Comment by aftbit

I did read the article. I'm skeptical of the claim though. The author was careful to publish specific UAs for the bots, but then provided no extra information of the non-bot UAs.

>If you try to rate-limit them, they’ll just switch to other IPs all the time. If you try to block them by User Agent string, they’ll just switch to a non-bot UA string (no, really). This is literally a DDoS on the entire internet.

I'm also skeptical of the need for _anyone_ to access the edit history at 10 qps. You could put an nginx rule on those routes that just limits the edit history page to 0.5 qps per IP and 2 qps across all IPs, which would protect your site from both bad AI bots and dumb MediaWiki script kiddies at little impact.

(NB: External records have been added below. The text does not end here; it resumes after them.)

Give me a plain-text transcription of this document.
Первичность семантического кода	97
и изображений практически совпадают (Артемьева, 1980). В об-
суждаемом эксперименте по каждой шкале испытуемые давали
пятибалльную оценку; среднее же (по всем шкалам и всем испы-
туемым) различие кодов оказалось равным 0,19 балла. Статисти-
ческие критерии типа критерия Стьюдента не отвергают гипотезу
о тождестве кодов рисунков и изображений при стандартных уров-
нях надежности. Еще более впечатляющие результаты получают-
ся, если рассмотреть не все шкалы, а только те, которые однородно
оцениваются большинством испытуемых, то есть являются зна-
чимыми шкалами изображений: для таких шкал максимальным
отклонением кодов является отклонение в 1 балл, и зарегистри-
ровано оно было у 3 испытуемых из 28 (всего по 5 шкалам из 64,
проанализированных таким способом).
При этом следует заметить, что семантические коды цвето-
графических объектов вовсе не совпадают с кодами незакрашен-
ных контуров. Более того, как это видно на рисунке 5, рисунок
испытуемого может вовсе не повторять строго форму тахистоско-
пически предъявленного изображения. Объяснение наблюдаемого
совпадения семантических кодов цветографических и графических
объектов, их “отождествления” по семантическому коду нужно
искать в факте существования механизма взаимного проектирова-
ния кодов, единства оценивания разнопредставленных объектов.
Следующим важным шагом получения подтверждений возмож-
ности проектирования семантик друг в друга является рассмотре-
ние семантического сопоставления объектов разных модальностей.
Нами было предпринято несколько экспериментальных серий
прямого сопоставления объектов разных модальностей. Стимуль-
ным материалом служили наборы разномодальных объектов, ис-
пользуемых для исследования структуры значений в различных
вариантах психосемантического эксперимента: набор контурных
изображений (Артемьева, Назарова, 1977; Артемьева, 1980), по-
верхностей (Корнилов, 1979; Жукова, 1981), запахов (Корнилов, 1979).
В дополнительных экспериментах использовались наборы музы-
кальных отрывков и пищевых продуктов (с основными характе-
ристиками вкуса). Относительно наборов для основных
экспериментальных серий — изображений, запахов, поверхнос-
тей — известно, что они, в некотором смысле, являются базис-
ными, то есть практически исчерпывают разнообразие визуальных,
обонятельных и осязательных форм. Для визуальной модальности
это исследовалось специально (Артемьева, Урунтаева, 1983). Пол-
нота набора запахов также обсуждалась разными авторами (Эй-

>Oh, and of course, they don’t just crawl a page once and then move on. Oh, no, they come back every 6 hours because lol why not.

And caching would fix this too, especially for pages that are guaranteed not to change (e.g. an edit history diff page).

Don't get me wrong, I'm not unsympathetic to the author's plight, but I do think that the internet is an unsafe place full of bad actors, and a single bad actor can easily cause a lot of harm. I don't think throwing up your arms and complaining is that helpful. Instead, just apply the mitigations that have existed for this for at least 15 years, and move on with your life. Your visitors will be happier and the bots will get boned.